Michael Flierl is a Visiting Assistant Professor and Information Literacy & Research Engagement Librarian at The Ohio State University Libraries. In his current role he manages reference and coordinates a peer-coaching program for the OSU Columbus Campus main library—Thompson Library. Michael worked previously at Purdue University Libraries, mostly on the nationally recognized IMPACT course re-design program. He has published in various LIS journals including College & Research Libraries, The Journal of Academic Librarianship, and Library & Information Science Research. His research program focuses on the relationships between information literacy and student learning in both formal and informal learning environments.
The ALI Information Literacy Committee hosted the free virtual discussion Fostering Meaningful Student Experiences: Post-Covid-19 Opportunities for Librarians on Thursday, December 9 at 11 a.m. Michael Flierl of The Ohio State University Libraries facilitated a guided conversation addressing how librarians can engage with today’s college students.

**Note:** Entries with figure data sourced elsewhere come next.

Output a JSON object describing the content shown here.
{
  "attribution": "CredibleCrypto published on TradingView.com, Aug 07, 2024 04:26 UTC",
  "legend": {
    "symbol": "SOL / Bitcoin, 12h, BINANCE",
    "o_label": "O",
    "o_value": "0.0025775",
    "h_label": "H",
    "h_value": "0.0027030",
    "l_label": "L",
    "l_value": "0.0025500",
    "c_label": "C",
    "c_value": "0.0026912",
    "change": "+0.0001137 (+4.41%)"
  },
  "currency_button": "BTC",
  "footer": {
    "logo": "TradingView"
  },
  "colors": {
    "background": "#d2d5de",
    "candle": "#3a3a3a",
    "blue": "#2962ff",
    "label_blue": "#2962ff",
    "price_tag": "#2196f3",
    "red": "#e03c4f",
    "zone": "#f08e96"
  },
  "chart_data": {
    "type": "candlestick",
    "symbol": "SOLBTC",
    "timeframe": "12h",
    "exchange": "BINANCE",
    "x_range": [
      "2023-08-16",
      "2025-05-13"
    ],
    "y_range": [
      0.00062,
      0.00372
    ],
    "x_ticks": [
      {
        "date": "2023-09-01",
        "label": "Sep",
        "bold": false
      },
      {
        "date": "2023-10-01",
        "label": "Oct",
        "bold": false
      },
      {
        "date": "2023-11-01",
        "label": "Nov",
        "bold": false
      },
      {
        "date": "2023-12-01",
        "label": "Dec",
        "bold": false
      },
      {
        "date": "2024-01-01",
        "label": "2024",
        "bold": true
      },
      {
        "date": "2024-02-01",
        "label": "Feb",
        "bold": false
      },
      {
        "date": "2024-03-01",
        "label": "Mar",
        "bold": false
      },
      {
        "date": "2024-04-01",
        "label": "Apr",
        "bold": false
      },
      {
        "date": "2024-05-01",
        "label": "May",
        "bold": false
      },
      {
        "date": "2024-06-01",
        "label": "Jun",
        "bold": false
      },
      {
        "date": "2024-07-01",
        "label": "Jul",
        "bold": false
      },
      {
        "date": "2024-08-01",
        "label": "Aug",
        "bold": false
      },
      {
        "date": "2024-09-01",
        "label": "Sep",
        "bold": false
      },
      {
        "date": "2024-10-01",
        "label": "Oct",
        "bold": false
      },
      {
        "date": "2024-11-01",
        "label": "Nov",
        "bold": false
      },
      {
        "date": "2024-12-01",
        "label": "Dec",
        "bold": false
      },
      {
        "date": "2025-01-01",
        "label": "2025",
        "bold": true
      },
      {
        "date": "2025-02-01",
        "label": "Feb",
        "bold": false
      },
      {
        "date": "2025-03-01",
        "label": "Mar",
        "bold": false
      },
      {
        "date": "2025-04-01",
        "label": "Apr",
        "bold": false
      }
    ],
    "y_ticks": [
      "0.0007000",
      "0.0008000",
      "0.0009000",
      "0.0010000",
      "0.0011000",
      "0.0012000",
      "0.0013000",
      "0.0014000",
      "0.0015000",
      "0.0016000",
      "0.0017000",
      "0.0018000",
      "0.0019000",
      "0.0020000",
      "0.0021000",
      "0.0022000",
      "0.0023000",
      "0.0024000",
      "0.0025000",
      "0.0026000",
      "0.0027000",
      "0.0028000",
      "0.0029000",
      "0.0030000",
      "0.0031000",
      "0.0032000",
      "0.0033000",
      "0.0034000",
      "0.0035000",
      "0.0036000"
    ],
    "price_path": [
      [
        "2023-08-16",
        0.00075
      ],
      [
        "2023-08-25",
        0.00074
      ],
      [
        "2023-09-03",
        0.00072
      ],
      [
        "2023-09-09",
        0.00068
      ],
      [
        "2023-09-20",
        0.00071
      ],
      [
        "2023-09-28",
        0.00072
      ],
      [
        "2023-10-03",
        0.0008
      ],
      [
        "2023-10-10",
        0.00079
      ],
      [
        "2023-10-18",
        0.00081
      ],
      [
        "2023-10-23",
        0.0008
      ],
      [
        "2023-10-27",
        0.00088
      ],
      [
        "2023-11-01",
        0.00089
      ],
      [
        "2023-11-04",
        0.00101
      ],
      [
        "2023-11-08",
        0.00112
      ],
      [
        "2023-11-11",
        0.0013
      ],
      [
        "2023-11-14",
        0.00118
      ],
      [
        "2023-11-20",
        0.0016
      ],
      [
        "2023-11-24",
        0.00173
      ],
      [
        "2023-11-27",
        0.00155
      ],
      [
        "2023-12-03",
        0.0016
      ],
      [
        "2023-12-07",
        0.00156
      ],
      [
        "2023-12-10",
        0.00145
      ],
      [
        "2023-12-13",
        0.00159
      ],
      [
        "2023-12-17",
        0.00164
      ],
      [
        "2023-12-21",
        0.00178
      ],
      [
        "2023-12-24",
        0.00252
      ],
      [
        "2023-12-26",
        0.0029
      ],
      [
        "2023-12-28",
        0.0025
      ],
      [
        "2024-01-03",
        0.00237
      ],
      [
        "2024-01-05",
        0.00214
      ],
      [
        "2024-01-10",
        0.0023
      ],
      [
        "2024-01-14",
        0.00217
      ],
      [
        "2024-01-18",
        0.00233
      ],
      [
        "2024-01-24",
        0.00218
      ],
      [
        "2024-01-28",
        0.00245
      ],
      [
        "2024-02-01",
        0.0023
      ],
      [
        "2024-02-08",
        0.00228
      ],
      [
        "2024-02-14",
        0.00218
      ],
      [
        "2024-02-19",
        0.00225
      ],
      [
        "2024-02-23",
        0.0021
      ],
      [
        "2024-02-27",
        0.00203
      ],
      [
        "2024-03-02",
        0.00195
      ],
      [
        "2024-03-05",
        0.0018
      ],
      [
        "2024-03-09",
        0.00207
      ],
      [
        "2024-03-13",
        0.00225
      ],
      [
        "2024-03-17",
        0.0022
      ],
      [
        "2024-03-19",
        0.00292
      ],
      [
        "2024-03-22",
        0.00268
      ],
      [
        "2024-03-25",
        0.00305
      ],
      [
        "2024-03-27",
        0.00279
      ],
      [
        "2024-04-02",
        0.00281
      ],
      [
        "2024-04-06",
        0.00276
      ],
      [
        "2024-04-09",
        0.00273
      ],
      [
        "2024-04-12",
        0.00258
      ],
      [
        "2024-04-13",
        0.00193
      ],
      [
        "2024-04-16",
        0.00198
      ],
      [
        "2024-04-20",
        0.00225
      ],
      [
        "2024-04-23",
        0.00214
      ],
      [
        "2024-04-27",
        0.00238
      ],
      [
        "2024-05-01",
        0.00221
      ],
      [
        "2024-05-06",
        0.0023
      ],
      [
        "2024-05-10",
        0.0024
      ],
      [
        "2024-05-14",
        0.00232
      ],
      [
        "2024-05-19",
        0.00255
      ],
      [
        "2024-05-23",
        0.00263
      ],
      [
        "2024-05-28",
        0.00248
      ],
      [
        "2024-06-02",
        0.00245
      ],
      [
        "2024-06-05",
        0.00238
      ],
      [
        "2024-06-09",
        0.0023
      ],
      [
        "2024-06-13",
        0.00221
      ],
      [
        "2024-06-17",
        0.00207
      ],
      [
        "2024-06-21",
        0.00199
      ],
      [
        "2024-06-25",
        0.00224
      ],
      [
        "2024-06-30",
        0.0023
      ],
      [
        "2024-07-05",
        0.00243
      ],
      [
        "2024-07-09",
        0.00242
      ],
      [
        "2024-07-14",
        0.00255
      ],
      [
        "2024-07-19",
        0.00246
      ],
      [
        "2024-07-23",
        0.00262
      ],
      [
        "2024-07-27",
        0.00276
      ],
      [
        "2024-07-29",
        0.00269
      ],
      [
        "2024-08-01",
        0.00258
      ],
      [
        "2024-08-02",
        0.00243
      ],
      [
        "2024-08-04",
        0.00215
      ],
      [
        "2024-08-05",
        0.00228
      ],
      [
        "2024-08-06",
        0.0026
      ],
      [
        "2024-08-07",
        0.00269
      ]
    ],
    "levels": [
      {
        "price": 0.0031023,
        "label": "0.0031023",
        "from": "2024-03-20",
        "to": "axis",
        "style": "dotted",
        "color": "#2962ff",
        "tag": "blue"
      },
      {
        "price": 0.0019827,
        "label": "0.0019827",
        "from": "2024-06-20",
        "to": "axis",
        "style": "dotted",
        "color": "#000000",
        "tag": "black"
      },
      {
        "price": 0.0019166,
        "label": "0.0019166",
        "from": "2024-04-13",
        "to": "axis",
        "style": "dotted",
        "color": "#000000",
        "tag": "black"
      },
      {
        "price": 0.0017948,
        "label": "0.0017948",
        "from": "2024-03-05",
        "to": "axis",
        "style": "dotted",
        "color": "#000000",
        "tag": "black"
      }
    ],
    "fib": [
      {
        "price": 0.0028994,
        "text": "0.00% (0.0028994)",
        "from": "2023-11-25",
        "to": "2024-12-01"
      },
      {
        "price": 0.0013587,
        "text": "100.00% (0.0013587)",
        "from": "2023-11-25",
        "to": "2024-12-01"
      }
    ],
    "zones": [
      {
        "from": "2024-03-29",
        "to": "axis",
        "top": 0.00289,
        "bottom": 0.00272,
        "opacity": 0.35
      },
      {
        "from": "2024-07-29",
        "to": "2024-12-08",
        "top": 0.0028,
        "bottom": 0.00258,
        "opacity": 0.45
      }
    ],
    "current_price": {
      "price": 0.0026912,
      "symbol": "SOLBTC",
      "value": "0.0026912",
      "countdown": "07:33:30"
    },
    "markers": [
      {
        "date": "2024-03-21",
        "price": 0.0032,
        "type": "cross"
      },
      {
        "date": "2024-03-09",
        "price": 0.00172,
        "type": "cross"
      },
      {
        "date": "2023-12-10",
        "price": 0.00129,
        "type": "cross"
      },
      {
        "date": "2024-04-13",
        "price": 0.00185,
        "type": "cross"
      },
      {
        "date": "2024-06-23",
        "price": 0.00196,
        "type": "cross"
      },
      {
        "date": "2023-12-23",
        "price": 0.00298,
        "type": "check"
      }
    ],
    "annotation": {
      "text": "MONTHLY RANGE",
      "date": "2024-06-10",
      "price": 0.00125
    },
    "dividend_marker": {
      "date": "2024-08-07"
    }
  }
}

What: Fostering Meaningful Student Experiences: Post-Covid-19 Opportunities for Librarians
When: Thursday, December 9th from 11:00am-12:00pm EST
The Covid-19 pandemic has upended many of our routines. This severe disruption provides a singular opportunity to observe these ingrained patterns and behaviors and to meaningfully reflect on them. We have an opportunity to re-evaluate and re-imagine what we want to accomplish and how we want to go about it as librarians and educators. Institutional inertia was abruptly stopped and there is still time to alter the trajectory of higher education as it slowly ambles back to a path beyond the pandemic.
One area worthy of inquiry is the relationship between libraries and students. How can academic libraries become more essential to students’ lives? How can we re-imagine library services, resources, and labor to inspire more deep and meaningful interactions with students? From the reference desk to the classroom, the ground is fertile for new approaches and new thinking on familiar problems like ‘how to measure the libraries’ contributions to student learning in one-shots?’ to ‘what is the goal of a reference interaction with a first-year undergraduate student?’.
This facilitated discussion aims to allow for reflection on these questions but also to re-examine what are the most pressing questions to ask. The session will include a brief introduction, small group break outs, and a concluding group discussion. The session will be collaborative and active participation is strongly encouraged.